La balance est en général positive, ce qui explique pourquoi les chefs d’entreprise vivent plus longtemps que les autres Français, et en meilleure santé. Tous nos travaux d’enquête le prouvent. Toutefois, la « variance » entre les facteurs positifs et anxiogènes est plus élevée que pour le reste de la population : quand il survient, le burn-out est donc plus intense. Et les cas de cancer parmi les entrepreneurs sont les plus avancés car ils ne prennent pas toujours le temps de se soigner. D’ailleurs, une de nos enquêtes récentes prouve que les patrons redoutaient davantage un impact du Covid-19 sur leur société que sur leur santé ! Leur rapport à leur société est existentiel.

Quelles sont les initiatives actuelles visant à mieux prendre en compte la santé des entrepreneurs ?

Pour l’instant, la loi n’impose pas aux services de santé au travail de prendre en compte les dirigeants. Mais la situation évolue grâce, notamment, au portail du « Rebond », qui regroupe des associations comme SOS Entrepreneur, Second Souffle, Re-Créer, Amarok. Mais attention : les modèles d’analyse actuels ont été conçus pour les salariés, et non pour les employeurs, qui font face à des problématiques particulières.
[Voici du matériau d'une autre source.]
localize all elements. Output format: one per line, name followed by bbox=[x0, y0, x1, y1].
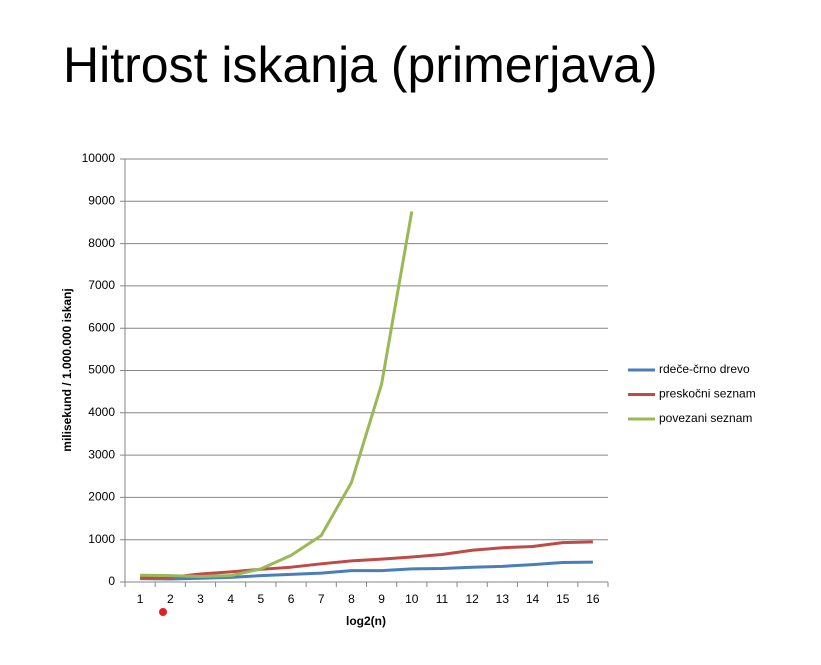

C’est pour cela qu’Amarok a créé, avec le LabEx Entreprendre de Montpellier Management, une chaire consacrée aux dirigeants des TPE et PME. Et les réseaux consulaires, comme les CCI, les chambres de métier, les syndicats, etc., portent également ces thématiques… Ces corps intermédiaires, parfois considérés à tort par les entrepreneurs comme des « pertes de temps », sont au contraire très utiles au-delà des seuls enjeux business. Bref, si les patrons se sentent parfois seuls, ils ne le sont pas.

Olivier Torrès

Olivier Torrès,
enseignant-chercheur à l’université de Montpellier et au sein de Montpellier Business School, créateur de l’Observatoire Amarok.